Et cela même sans doute qui manqua
Car que dit d’autre Bergounioux « je postule que tout enfant a l’intuition de ce qui se passe, et le concerne et l’affecte, mais qu’en l’absence, provisoire ou définitive du mûr discernement qui lui permettrait d’en prendre conscience, il attend d’un tiers, mort ou vif, d’une parole dite ou écrite, qu’ils éclairent ce qu’il ressent » (Pierre Bergounioux, L’héritage, rencontre avec Gabriel Bergounioux, Argol, 2008, p. 71)
→ je n’avais jamais encore remarqué que cette position confirme tout ce qu’a toujours dit Françoise Dolto sur l’information très précoce du petit enfant de tout ce qui le concerne & de la souffrance engendrée par l’absence d’une parole qui puisse lui permettre d’en prendre conscience.
Et l’on sait quel lecteur immense est Pierre Bergounioux, depuis la décision de ses 17 ans, d’essayer de comprendre un peu ce qui lui arrivait. Lui qui était cerné selon ses propres dires par une quadruple muraille « escarpements de granit et de grès [fortement pensé à lui en ramassant des cailloux tout à l’heure, si désolée de ma totale inconnaissance de la géologie], rangs serrés des taillis de châtaigniers [...], absence d’esprits cultivés, [...] de ressources cohérentes, opératoires, libératrices, universelles » (ibid. p. 72)

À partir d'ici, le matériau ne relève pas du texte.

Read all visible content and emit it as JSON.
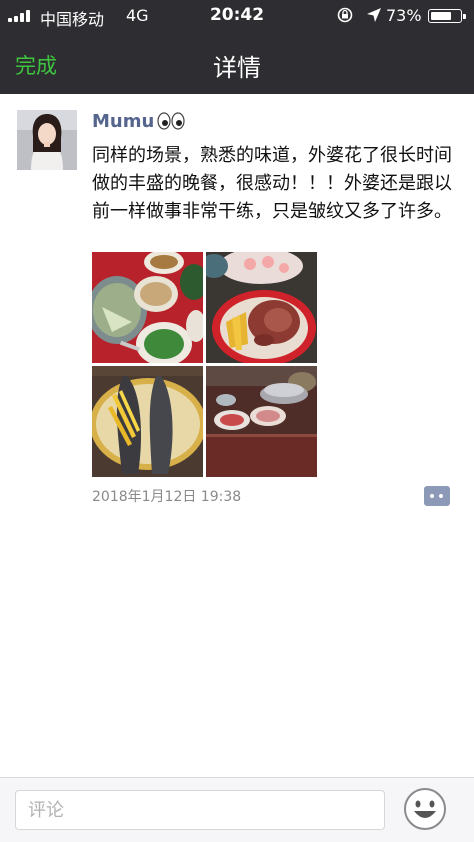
{
  "status_bar": {
    "carrier": "中国移动",
    "network": "4G",
    "time": "20:42",
    "battery_percent": "73%",
    "battery_level": 0.73,
    "signal_bars": 4,
    "icons": [
      "rotation-lock-icon",
      "location-arrow-icon"
    ]
  },
  "nav": {
    "done_label": "完成",
    "title": "详情"
  },
  "post": {
    "author": "Mumu",
    "text": "同样的场景，熟悉的味道，外婆花了很长时间做的丰盛的晚餐，很感动！！！外婆还是跟以前一样做事非常干练，只是皱纹又多了许多。",
    "timestamp": "2018年1月12日 19:38",
    "photos": [
      {
        "name": "photo-dishes-table"
      },
      {
        "name": "photo-raw-meat-plate"
      },
      {
        "name": "photo-fish-plate"
      },
      {
        "name": "photo-kitchen-stove"
      }
    ]
  },
  "comment_bar": {
    "placeholder": "评论"
  },
  "colors": {
    "bar_bg": "#2e2e32",
    "done_green": "#3ec53e",
    "username_blue": "#55658d",
    "comment_icon": "#8c9ab8"
  }
}
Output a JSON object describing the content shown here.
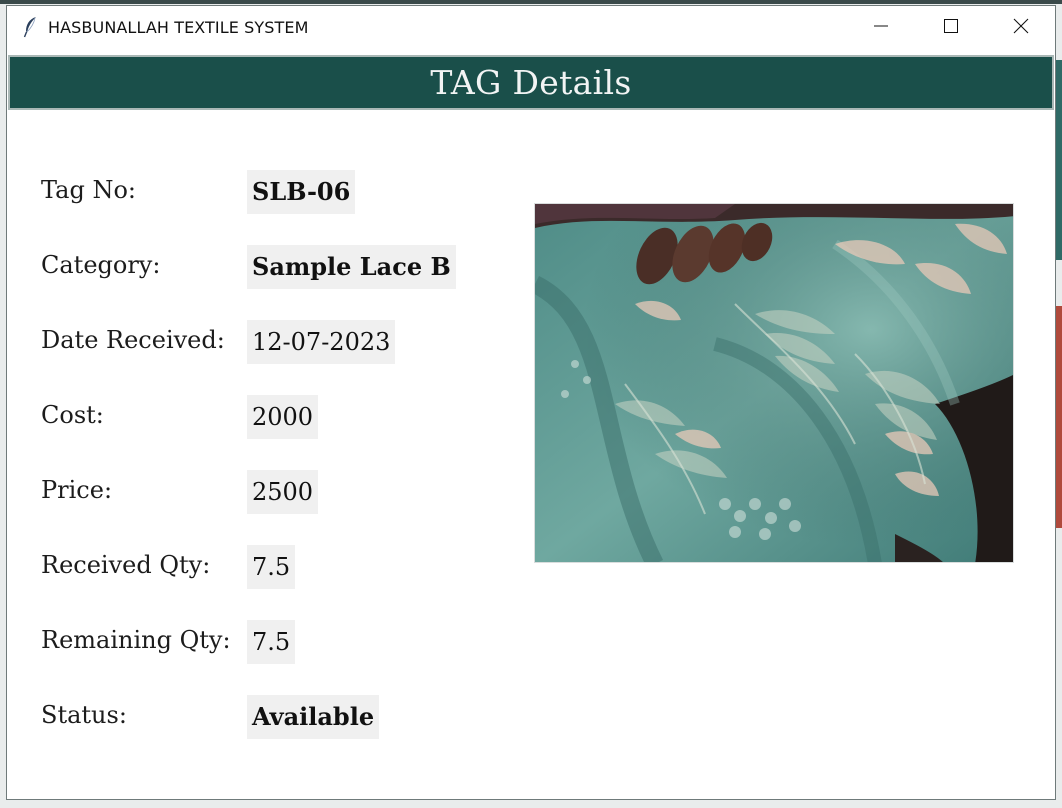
{
  "window": {
    "title": "HASBUNALLAH TEXTILE SYSTEM",
    "app_icon": "feather-icon",
    "controls": [
      "minimize-icon",
      "maximize-icon",
      "close-icon"
    ]
  },
  "header": {
    "title": "TAG Details",
    "background": "#1a4f4a"
  },
  "fields": [
    {
      "label": "Tag No:",
      "value": "SLB-06"
    },
    {
      "label": "Category:",
      "value": "Sample Lace B"
    },
    {
      "label": "Date Received:",
      "value": "12-07-2023"
    },
    {
      "label": "Cost:",
      "value": "2000"
    },
    {
      "label": "Price:",
      "value": "2500"
    },
    {
      "label": "Received Qty:",
      "value": "7.5"
    },
    {
      "label": "Remaining Qty:",
      "value": "7.5"
    },
    {
      "label": "Status:",
      "value": "Available"
    }
  ]
}
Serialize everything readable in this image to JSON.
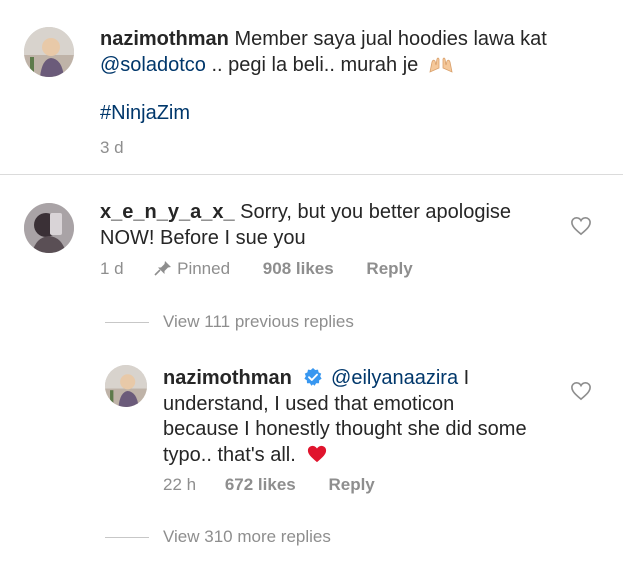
{
  "post_caption": {
    "username": "nazimothman",
    "text_main": "Member saya jual hoodies lawa kat",
    "mention": "@soladotco",
    "text_after": " .. pegi la beli.. murah je",
    "emoji": "raised-hands-emoji",
    "hashtag": "#NinjaZim",
    "timestamp": "3 d"
  },
  "comment": {
    "username": "x_e_n_y_a_x_",
    "text_line1": " Sorry, but you better apologise",
    "text_line2": "NOW! Before I sue you",
    "timestamp": "1 d",
    "pinned_label": "Pinned",
    "likes": "908 likes",
    "reply_label": "Reply"
  },
  "view_previous": {
    "label": "View 111 previous replies"
  },
  "reply": {
    "username": "nazimothman",
    "mention": "@eilyanaazira",
    "text_after_mention": " I",
    "line2": "understand, I used that emoticon",
    "line3": "because I honestly thought she did some",
    "line4": "typo.. that's all.",
    "timestamp": "22 h",
    "likes": "672 likes",
    "reply_label": "Reply"
  },
  "view_more": {
    "label": "View 310 more replies"
  },
  "colors": {
    "link": "#00376b",
    "muted": "#8e8e8e",
    "verified": "#3897f0",
    "heart": "#ed4956"
  }
}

→ j’ajouterai qu’à mon avis, peu importe si les ressources ne sont pas très riches, reluisantes et cohérentes… du moment qu’elles sont, embryon de dire, début d’accès susceptible d’engendrer un autre accès, déverrouillage de portes successives, une fois le mécanisme enclenché. Toute la question étant l’enclenchement de ce mécanisme qui a si rarement lieu.